Mengapa Perusahaan Melakukan Stock Split dan Stock Deviden?


Stock split dilakukan untuk menjaga agar harga saham tetap berada pada ”optimal
price range” atau harga pasar yang optimal untuk menjaga agar saham tetap diperjual belikan
banyak orang. Harga saham yang terlalu tinggi akan menyulitkan investor kecil untuk
membeli saham tersebut, sehingga menurunkan demand untuk saham tersebut di pasar
sekunder.
Stock dividend digunakan pada saat perusahaan ingin menghemat kas atau pada saat
perusahaan kesulitan keuangan.
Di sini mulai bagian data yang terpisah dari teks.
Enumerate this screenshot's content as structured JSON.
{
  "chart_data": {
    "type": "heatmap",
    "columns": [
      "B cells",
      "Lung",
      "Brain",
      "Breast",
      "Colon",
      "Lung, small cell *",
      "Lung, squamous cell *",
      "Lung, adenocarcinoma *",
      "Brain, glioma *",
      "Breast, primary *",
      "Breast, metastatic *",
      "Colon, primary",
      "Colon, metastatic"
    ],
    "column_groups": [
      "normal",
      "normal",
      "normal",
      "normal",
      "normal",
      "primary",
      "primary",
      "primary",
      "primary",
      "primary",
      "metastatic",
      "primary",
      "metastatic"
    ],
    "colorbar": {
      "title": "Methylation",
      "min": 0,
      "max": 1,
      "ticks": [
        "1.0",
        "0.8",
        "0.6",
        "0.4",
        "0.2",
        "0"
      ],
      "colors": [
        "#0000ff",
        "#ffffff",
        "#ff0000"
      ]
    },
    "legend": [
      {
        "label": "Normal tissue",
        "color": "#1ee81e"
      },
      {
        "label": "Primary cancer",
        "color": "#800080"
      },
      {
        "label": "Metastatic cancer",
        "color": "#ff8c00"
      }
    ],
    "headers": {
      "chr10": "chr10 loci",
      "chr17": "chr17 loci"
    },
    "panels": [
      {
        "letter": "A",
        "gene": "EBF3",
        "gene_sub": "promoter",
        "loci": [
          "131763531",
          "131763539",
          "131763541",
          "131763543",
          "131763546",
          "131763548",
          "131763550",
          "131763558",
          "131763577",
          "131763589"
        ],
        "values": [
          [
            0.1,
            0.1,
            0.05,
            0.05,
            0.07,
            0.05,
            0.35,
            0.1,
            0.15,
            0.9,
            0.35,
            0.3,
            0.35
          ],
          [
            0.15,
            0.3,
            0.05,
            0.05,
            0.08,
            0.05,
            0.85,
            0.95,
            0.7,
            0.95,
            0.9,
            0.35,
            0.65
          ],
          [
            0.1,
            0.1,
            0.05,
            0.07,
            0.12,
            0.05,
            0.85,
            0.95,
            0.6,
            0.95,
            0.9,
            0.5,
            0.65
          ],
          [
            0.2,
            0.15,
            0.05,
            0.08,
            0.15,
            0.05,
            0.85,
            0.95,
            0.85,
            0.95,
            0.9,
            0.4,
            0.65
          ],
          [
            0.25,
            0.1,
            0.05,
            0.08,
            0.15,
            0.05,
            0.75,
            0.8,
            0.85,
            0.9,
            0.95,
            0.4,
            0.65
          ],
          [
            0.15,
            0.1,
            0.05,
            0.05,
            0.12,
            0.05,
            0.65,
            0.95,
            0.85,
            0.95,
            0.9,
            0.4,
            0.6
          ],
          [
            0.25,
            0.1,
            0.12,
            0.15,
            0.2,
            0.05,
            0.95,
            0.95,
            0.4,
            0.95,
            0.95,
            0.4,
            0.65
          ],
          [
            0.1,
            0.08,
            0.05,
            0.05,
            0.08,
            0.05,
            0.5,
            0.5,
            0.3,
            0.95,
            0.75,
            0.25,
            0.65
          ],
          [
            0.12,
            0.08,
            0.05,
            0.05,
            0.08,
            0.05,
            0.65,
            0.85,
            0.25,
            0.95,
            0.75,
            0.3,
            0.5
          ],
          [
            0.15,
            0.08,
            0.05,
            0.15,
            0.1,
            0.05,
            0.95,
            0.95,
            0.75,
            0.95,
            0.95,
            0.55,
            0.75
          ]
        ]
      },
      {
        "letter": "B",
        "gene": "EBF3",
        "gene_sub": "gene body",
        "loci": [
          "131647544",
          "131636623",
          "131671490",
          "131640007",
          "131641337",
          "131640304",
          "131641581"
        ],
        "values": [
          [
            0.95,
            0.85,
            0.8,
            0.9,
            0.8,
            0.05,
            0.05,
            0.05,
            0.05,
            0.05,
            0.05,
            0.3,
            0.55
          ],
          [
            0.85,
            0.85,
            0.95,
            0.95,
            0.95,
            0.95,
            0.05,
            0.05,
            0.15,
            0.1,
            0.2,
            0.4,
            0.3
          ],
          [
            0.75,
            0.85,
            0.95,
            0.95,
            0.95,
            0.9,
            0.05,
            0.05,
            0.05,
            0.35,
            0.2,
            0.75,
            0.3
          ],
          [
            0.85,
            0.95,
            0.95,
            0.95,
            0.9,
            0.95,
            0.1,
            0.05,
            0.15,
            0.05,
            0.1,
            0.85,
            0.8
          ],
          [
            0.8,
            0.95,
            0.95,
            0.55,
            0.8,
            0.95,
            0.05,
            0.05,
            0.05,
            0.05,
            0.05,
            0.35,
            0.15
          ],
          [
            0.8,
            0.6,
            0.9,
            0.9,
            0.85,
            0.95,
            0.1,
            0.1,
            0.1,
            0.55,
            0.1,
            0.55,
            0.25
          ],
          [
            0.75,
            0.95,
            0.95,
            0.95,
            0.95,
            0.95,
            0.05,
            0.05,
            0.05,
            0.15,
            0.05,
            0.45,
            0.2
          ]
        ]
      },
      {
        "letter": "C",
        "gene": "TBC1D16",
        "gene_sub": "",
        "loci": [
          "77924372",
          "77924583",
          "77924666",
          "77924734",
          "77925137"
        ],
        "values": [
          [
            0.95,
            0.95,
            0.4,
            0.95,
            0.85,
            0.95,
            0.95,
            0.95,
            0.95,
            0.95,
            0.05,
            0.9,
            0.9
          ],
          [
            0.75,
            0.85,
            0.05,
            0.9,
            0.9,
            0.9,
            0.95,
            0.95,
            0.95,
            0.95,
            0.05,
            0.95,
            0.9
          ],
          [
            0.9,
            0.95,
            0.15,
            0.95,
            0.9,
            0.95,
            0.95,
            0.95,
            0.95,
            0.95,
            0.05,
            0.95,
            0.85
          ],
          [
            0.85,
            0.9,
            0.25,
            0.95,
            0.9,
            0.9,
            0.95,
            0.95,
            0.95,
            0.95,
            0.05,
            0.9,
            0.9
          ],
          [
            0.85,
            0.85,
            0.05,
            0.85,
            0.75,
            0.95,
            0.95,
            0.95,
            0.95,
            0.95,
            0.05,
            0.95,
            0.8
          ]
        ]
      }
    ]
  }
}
Perusahaan menghemat kas untuk dapat mengambil proyek-
proyek yang menguntungkan. Masalahnya adalah jika perusahaan tidak membagi dividen
tunai, investor bisa salah tangkap dan menduga perusahaan dalam kesulitan keuangan.
Akibatnya harga saham bisa turun. Untuk menghindari efek negatif ini, perusahaan bisa
memberikan stock dividend sebagai pengganti cash dividend. Lain halnya jika perusahaan
tidak dapat memberikan cash dividend karena kesulitan keuangan. Pada kondisi ini
perusahaan bisa saja memberikan stock dividen. Akan tetapi investor yang kritis akan
menyadari kondisi yang sebenarnya dan harga saham akan jatuh.